Solving the Paradox of Electromagnetic Induction

[Coffee_]

Hello everyone, I have the following problem understanding electromagnetic induction. THis is not a homework question but it's a thought experiment I seem to not succeed in doing.

Let's take the situation where you move a rectangle shaped plate with a speed perpendicular to a homogenous magnetic field. Now for 2 different reasonings I get different results:

Lorentz Force
Because the electrons in that plate, have a speed due to the moving of the plate, they are moving particles in a magnetic field, therefore there is a lorentz force on them. In class we expressed that as F=B*Q*v. If you keep moving the plate, all the electrons will move to one side of the plate (depending on your arrows) making that side negatively charged, and the opposite side positively charged. You have a difference in potentials, therefore a voltage.

Electromagnetic induction
If we look at that plate as having a flux through it, we can say that because it is a homogenous field, as long as the speed is constant the flux through the plate will be exactly the same for every moment. So when moving a certain distance through this field we can look at what the voltage is. Well Δflux = 0 because at every moment the flux is the same, so the induced voltage is as well zero.

Obviously this is not right, I assume I made a reasoning mistake in the electromagnetic induction part, where is it? Thanks a lot.

 

[Steely Dan]

There is no mistake in your reasoning; the mistake is in conflating two different types of electric fields. What you have described in the first part is commonly called the Hall effect, and describes an electric field transverse to the motion of the electrons.
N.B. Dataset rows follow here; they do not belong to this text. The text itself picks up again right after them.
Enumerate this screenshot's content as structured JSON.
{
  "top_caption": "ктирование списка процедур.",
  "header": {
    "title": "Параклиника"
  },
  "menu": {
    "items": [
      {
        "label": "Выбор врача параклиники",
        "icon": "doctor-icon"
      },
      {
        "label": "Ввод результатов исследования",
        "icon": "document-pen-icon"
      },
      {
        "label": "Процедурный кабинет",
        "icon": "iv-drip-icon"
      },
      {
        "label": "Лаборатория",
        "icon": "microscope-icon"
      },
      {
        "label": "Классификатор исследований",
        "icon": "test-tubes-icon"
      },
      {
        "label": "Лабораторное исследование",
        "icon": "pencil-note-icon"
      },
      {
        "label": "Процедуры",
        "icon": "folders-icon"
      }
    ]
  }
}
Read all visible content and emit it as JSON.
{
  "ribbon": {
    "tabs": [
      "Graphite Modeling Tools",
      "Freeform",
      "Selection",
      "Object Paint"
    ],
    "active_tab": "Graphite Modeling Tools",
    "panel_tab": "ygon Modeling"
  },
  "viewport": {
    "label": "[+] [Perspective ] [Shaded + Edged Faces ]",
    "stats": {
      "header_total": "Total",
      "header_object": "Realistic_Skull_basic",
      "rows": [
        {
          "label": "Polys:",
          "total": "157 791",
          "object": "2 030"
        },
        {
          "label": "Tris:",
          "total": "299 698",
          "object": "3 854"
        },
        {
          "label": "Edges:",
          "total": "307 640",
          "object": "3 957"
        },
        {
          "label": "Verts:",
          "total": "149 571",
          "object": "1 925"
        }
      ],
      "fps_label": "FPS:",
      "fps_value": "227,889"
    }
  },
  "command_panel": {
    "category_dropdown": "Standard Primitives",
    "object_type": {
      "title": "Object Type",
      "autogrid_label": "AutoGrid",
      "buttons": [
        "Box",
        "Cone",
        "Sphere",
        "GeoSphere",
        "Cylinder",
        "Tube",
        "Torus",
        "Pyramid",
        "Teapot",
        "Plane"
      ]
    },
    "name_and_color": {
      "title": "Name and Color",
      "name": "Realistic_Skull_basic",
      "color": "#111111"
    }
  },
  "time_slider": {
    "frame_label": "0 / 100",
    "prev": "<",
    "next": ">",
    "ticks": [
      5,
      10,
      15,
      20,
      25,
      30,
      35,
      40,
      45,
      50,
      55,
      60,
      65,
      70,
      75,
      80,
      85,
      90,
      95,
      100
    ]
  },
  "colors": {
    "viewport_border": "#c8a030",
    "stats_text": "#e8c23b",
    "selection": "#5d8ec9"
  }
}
What you would have obtained as a result of the induction equation is an electric field parallel to the motion of the electrons, had there been a changing flux. In other words, the induced potential difference because of changing magnetic flux is not the only way to achieve a potential difference across the conductor; in this case, the other potential difference is simply perpendicular.

 

[Coffee_]

There is no mistake in your reasoning; the mistake is in conflating two different types of electric fields. What you have described in the first part is commonly called the Hall effect, and describes an electric field transverse to the motion of the electrons. What you would have obtained as a result of the induction equation is an electric field parallel to the motion of the electrons, had there been a changing flux. In other words, the induced potential difference because of changing magnetic flux is not the only way to achieve a potential difference across the conductor; in this case, the other potential difference is simply perpendicular.

Hmm, I see what you are saying, it is weird then that in my textbook the electromagnetic induction is explained using the induction caused by the lorentzforce. They are set equal to each other, I even thought the teacher said that the electromagnetic induction actually is the induction due to the lorentzforce, or my memory must really be playing a trick on me.